Re: [css3-speech] cue volume from Daniel Weck on 2011-07-07 (www-style@w3.org from July 2011)

From: Daniel Weck <daniel.weck@gmail.com>
Date: Thu, 7 Jul 2011 10:31:01 +0100
To: "www-style@w3.org style" <www-style@w3.org>, fantasai <fantasai.lists@inkedblade.net>
Message-Id: <AD0CF7E9-9EA7-42E7-9573-CF513526A442@gmail.com>

Well, just to put things into perspective, let's say you have 2 pre- 
recorded audio clips, one for cue-before, one for cue-after. The first  
one was recorded "normally" (whatever the convention is), whereas the  
second one is really loud on average (for example, compressed  
waveform, narrow dynamic range). Unless the audio implementation is  
"clever" (e.g. automatic normalization/equalization/filtering ... note  
that I am not an audio engineer), the user can't reduce the large  
variations of perceived volume level. So authors obviously have a  
responsibility to prevent ear drum damage and to limit listening  
inconvenience. User agents implementations are likely to "naively"  
expose controls that apply a relative volume offset to all audio  
resources, indiscriminately. In the same way that there is a  
"normality" for recorded audio clips, there is a standard volume level  
in TTS engines, regardless of the selected voice instance. This means  
that the cornerstone of CSS3 Speech volume control is the 'medium'  
keyword (well, and its neighbors on the audible scale too). The user- 
agent is able to map user preferences with concrete volume levels in  
the underlying speech synthesis processor, and I expect the same to be  
possible at the level of the audio engine.

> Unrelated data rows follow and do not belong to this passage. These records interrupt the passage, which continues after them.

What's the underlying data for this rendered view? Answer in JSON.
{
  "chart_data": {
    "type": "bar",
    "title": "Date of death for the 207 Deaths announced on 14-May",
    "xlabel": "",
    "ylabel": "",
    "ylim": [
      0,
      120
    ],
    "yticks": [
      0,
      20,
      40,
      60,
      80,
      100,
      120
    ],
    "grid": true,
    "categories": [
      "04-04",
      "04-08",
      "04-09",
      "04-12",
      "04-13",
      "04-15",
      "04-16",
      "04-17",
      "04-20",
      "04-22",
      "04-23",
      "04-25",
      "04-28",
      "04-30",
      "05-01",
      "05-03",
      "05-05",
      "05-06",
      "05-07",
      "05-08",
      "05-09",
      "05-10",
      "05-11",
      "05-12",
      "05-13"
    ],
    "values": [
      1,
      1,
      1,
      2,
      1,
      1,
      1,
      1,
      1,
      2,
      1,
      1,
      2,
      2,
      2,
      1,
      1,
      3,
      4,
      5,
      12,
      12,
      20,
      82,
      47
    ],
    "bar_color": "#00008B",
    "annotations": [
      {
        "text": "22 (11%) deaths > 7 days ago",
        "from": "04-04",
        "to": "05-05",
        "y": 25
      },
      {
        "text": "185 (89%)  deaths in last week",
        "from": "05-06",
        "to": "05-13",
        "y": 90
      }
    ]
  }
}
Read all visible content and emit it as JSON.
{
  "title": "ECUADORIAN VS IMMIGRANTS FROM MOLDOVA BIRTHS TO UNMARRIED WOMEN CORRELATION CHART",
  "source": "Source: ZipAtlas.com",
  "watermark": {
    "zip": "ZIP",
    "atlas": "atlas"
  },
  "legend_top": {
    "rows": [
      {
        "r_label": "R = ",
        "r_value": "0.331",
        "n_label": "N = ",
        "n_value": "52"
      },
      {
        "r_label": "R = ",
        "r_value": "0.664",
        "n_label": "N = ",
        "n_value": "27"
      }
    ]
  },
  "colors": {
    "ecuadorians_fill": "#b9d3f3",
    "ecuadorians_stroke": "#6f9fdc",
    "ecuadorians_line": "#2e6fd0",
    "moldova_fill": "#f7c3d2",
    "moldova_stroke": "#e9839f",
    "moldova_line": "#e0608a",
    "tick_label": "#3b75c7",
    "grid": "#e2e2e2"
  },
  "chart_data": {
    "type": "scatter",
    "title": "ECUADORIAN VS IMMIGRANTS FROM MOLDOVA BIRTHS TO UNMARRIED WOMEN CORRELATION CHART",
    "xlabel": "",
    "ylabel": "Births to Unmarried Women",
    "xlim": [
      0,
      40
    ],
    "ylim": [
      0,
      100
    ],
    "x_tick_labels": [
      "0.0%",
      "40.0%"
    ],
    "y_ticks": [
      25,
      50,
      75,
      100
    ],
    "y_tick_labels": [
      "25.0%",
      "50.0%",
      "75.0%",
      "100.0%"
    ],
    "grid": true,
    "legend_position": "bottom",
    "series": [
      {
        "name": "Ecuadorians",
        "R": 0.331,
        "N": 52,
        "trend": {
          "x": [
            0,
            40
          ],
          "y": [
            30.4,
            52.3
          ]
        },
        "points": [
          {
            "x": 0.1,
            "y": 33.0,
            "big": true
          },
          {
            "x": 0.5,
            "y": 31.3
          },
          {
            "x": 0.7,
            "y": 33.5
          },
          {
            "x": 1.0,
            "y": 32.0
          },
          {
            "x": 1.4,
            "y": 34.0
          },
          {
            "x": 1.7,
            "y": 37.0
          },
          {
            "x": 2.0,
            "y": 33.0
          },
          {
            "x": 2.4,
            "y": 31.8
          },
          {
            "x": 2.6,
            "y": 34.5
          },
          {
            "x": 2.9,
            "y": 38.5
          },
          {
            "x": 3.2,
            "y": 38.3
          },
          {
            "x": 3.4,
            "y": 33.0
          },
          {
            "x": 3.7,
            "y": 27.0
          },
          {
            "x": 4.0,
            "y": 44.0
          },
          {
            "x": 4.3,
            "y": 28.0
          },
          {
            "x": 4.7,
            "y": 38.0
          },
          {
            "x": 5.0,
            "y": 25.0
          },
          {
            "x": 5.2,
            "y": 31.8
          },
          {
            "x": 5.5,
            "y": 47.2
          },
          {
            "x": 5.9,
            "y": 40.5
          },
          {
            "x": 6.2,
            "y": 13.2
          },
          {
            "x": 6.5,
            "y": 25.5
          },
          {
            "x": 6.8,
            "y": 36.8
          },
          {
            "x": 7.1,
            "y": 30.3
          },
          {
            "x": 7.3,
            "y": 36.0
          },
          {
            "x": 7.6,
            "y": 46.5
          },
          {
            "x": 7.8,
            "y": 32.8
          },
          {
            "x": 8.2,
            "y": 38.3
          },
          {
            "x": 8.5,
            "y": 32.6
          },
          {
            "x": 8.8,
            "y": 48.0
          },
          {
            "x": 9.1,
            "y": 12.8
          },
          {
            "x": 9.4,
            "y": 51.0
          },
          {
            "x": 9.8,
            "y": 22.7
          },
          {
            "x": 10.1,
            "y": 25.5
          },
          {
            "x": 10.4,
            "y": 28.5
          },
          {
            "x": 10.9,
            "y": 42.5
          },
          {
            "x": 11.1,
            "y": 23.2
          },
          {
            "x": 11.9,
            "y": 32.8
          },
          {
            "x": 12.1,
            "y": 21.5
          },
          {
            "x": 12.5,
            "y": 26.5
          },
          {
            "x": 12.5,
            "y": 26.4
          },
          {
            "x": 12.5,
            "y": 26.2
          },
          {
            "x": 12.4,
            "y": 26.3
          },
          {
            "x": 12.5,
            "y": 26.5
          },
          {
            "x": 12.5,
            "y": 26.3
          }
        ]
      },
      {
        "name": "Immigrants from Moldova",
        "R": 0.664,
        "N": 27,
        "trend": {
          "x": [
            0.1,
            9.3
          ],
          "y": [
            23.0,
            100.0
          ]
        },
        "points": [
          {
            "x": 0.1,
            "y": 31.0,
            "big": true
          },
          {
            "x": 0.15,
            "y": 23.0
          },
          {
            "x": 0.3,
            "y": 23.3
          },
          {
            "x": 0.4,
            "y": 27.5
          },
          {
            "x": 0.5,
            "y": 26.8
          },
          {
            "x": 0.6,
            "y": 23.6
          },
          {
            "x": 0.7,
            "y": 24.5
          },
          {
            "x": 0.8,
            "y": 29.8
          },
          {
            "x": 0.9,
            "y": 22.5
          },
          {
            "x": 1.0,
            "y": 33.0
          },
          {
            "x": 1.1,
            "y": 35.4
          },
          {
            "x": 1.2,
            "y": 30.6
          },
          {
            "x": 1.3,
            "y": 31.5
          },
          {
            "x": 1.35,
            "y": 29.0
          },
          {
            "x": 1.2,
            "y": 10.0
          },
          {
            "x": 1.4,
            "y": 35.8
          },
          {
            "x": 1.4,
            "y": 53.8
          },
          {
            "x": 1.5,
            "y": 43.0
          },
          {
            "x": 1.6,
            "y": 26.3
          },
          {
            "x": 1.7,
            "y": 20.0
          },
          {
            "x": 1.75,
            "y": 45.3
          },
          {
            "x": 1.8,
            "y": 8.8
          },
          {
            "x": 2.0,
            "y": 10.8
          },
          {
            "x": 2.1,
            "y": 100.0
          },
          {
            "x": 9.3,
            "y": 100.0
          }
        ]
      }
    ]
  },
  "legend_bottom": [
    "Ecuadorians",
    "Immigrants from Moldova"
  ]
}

The current draft allows authors to define audio cues that are, for  
example, softer than the speech synthesis (i.e. secondary content,  
more "discrete"). In this case, the author assumes that the user-agent  
is able to render *perceived* sound levels correctly for audio cues,  
just like for synthesized speech.

The flip side of the coin is that authors cannot directly control a  
volume offset relative to the "intrinsic" loudness of a given audio  
clip. The two methods appear to be mutually-exclusive.

Also note that as an implementor, I have a preference for the latter  
approach (audio cues volume disconnected from speech synthesis  
levels), but as an author I'd rather align audio cues loudness  
relatively to TTS rendering.

Any thoughts?
Dan

On 7 Jul 2011, at 02:34, fantasai wrote:

> On 07/06/2011 05:50 PM, Daniel Weck wrote:
>> Please verify that the updated prose makes sense, and looks  
>> implementable:
>>
>> http://dev.w3.org/csswg/css3-speech/#mixing-props-voice-volume
>>
>> http://dev.w3.org/csswg/css3-speech/#cue-props
>
> Um, I can't make sense of it.
>
> I have a cue sound clip prerecorded by the author.
> I have a computed voice-volume relative to medium.
> And (as the UA), I have the actual value of medium, which cannot be  
> calculated
> from the document but is set by a user preference.
>
> 1. How do I, as the UA, set the volume of the cue?
>
> 2. How does the author, who doesn't know what 'medium' computes to,  
> figure
>   out how loud the cue will be relative to the voice volume?

Received on Thursday, 7 July 2011 09:31:31 UTC